Weißer Hosenanzug, schwarze Sonnenbrille, 80er-Jahre Mähne: Ich habe Lampenfieber vor dem Schritt ins Licht! Die Schlagersängerin Gitte Haenning fasst das Phänomen so kurz wie richtig zusammen. Herzflimmern und Flattern wie ein Schmetterling. Jeder Auftritt bringt unsere Gefühle in Wallung. Das ist normal, total normal. So lange nicht zu viel oder zu wenig in Wallung ist.
Das ist gefährlich, lebensgefährlich, zu viel Gefühl, sang die Band IDEAL, ebenfalls in den 80er Jahren des letzten Jahrhunderts. Ebenso jedoch zu wenig Gefühl. Auch knapp 40 Jahre später kommt es darauf an, wie wir mit unseren Gefühlen umgehen. Den positiven wie den negativen.
Und dass wir die richtige Mischung finden.
Himmelhochjauchzend, zu Tode betrübt
Ich spreche mit meinem Klienten. Bundesligaspieler. Er blickt plötzlich auf sein Handy. Wirkt abwesend. Wichtige Nachrichten, ich kenne das Theater. Erst werden die Augen groß und die Lippe klappt runter. Dabei schiebt sich der Kopf nach vorne. Doch während er sonst ruft: „Sie will mich treffen!“ oder „Es wird ein Junge!“ weicht jetzt die Freude aus seinem Gesicht. Und scheint alle Körperspannung mitzunehmen. Er steht rum wie ein Eimer Majo an der Pommesbude.
„Was ist los?“ Er ist blass geworden. „Der Trainer schreibt. Ich soll morgen im Derby von Beginn an spielen. Und dann auch von Anfang an. Wie soll ich in die Zweikämpfe gehen, mein Knie ist doch gerade erst ausgeheilt?“ Und ich denke: Aha. Gemischte Gefühle.
Auf Händen getragen oder gnadenlos ausgepfiffen?
Per Mertesacker hat mir seine Gefühle einmal so beschrieben: „Feiern Dich die Fans, ist das unbeschreiblich. Pfeifen sie Dich aus… Puh, da willste im Rasen versinken.” Da ist er also, der Wettkampf. Er mischt die Gefühle. Er macht den Selbstwert groß. Und löscht ihn zugleich aus. Verkriechen, fliehen, bloß weg hier.
Probetraining, Prüfung, Präsentation sind der natürliche Lebensraum der gemischten Gefühle. Und so natürlich ihr Lebensraum, so natürlich sind auch unsere gemischten Gefühle: Unser Gehirn prüft, ob es sich der Aufgabe gewachsen fühlt.

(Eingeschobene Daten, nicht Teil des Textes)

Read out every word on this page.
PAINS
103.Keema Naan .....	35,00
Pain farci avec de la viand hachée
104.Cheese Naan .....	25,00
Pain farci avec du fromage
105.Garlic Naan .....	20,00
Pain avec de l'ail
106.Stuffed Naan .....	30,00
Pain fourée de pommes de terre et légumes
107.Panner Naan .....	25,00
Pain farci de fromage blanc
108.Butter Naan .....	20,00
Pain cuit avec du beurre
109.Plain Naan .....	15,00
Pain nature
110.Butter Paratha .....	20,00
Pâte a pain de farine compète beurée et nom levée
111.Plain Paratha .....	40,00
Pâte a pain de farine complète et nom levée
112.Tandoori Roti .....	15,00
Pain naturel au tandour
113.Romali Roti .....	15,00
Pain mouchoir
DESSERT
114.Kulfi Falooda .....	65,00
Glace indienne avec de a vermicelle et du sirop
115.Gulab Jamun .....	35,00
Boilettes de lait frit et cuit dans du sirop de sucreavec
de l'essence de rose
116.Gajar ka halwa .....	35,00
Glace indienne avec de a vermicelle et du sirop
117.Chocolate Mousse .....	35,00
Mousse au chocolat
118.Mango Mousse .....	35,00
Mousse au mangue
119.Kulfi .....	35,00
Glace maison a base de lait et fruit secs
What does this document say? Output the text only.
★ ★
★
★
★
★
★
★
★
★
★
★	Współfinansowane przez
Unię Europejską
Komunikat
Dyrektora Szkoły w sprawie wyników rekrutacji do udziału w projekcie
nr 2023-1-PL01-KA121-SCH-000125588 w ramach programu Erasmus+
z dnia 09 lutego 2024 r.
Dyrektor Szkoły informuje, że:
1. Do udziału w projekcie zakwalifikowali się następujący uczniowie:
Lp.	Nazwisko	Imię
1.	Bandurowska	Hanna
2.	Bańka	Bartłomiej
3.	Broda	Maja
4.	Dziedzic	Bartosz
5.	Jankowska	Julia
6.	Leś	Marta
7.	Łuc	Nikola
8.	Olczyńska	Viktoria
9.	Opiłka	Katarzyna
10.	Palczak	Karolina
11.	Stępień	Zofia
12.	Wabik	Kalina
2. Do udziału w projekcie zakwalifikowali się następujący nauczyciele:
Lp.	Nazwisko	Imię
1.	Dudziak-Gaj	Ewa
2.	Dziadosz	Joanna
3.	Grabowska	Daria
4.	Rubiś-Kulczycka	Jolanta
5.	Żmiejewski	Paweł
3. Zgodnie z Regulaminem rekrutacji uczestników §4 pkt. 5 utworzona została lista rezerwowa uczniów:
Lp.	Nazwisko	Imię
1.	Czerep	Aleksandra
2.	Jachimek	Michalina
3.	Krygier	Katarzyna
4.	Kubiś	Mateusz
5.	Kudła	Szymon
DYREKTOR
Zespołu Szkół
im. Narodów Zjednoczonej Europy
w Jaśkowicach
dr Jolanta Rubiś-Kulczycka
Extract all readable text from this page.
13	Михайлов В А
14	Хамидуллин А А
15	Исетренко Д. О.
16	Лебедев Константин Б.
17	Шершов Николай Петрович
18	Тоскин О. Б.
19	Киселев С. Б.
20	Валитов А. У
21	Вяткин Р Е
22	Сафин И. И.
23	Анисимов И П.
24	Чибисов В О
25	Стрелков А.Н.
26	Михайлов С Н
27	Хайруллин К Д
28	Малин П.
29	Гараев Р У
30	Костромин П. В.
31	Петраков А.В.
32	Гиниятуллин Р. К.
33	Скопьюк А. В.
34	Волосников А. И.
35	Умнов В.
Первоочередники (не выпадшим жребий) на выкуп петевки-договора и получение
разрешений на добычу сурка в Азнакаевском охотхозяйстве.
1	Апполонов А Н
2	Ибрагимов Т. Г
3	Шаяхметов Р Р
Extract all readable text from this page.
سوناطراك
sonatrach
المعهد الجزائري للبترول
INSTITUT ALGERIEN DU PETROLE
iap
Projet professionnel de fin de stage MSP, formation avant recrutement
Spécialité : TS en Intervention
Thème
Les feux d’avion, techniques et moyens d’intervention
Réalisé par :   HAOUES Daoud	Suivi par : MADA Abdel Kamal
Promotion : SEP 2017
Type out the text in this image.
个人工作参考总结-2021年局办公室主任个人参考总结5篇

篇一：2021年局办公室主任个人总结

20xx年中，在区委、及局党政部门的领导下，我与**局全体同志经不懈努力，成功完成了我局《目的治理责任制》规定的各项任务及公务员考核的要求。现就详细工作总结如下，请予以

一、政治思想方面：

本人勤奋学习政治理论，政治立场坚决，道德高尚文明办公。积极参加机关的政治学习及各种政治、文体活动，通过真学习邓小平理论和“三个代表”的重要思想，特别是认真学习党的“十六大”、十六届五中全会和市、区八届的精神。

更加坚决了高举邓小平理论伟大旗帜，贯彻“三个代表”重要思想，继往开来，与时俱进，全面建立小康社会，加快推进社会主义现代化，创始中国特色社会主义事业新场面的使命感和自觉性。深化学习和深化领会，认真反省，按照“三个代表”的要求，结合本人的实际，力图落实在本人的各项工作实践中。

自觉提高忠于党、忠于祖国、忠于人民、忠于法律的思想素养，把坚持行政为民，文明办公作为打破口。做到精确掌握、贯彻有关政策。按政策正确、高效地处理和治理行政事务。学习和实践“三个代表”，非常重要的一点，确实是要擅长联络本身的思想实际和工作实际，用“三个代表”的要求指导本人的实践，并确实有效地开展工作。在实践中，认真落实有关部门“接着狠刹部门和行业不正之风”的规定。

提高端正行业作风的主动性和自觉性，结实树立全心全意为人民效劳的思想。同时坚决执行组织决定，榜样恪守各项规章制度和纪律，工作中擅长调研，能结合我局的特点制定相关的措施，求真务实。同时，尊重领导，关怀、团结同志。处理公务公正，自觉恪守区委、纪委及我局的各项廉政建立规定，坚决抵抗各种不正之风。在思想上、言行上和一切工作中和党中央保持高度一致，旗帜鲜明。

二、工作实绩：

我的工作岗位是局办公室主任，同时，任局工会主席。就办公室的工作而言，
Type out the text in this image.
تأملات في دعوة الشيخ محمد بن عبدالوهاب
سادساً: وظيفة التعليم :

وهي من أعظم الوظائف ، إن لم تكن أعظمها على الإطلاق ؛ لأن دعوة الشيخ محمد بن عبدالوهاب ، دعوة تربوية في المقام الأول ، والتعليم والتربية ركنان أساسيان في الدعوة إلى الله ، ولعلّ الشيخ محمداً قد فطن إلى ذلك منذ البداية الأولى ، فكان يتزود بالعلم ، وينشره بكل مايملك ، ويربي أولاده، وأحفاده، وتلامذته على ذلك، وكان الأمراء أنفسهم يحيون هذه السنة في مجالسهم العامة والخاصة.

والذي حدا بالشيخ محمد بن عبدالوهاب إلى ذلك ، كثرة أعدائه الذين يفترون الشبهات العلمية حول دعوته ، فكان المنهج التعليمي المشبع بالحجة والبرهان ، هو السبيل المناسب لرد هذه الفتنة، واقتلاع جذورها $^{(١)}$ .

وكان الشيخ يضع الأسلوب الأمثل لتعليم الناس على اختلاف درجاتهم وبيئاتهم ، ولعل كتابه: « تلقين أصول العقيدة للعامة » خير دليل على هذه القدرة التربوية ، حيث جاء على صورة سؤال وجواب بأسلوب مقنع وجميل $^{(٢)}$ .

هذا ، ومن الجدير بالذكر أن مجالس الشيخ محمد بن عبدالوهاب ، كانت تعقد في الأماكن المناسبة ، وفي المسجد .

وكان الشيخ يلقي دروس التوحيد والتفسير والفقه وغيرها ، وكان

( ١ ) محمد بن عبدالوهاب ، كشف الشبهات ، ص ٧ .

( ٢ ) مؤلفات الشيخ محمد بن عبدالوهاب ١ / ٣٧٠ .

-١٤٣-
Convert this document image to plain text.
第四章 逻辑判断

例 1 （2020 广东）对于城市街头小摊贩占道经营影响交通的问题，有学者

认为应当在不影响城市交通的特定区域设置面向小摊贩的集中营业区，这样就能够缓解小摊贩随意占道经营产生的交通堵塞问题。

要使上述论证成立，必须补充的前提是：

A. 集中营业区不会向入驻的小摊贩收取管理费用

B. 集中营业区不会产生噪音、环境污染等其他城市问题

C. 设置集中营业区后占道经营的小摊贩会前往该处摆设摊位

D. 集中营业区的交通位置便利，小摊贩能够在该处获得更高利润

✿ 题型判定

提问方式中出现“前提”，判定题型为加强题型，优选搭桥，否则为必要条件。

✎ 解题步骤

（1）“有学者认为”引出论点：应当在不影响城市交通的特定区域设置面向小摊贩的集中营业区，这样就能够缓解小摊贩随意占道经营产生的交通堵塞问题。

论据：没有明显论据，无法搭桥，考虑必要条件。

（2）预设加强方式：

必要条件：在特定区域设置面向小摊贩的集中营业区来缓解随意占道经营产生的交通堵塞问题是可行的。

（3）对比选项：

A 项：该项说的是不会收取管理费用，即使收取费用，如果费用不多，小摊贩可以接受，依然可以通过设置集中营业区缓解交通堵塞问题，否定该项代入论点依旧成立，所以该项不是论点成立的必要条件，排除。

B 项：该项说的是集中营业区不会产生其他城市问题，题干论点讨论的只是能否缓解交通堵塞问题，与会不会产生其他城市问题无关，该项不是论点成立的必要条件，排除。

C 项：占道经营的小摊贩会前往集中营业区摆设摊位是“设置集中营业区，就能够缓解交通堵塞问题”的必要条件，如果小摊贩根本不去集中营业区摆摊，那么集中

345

Dabei bewertet es die Folgen von Scheitern oder Gelingen. Warum aber nun gemischte Gefühle? Weil die Prüfung gleichzeitig geschieht, in zwei voneinander unabhängigen Bereichen des Gehirns, dem Nucleus Accumbens und der Amygdala. Gut zu wissen.
Die Mischung macht’s
Damit aus Wissen Tun wird, damit wir unseren gemischten Gefühlen auf die Spur kommen, gibt es eine Übung: Augen schließen und an den nächsten Auftritt denken. Nun bewerte jeweils auf einer Skala von 0-100, wie hoch Deine positiven und wie hoch negative Gefühle im Angesicht Deines Auftritts sind. Hast Du Dein Mischungsverhältnis? Gut.
Doch wo liegt nun das optimale Anspannungsniveau? Die Erfahrung zeigt: Selbstverständlich nicht bei 100% negativ, aber eben auch nicht bei 100% positiv. Wie so oft im Leben: Die gute Mischung macht’s. Als Faustformel gilt: Eine zu positive Gefühlslage ist genauso so wenig förderlich für Deinen Auftritt wie eine zu negative. Klingt paradox und kennt doch jeder von uns: Wer keinerlei Anspannung mehr spürt, wird unkonzentriert oder gar überheblich. Wer zu viel Anspannung spürt, weil ihn die negativen Gefühle beherrschen, den regiert im schlimmsten Fall die Angst.
Optimales Anspannungsniveau finden
Und mit der Angst im Nacken misslingen selbst die einfachsten Dinge. Das optimale Anspannungsniveau liegt im Durchschnitt um die 70 positiv und möglichst kleiner 30 negativ. Oder um es mit Per zu sagen: Meistens feuern sie Dich an, aber sie können auch ziemlich laut pfeifen.
Finde das für Dich optimale Anspannungsniveau heraus und spiele Dein Spiel. Auf dem grünen Rasen, dem roten Teppich, auf allen Brettern, die Deine Welt bedeuten. Gemischte Gefühle sind ein Garant für ein Anspannungsniveau, das Deinen Auftritt gelingen lässt.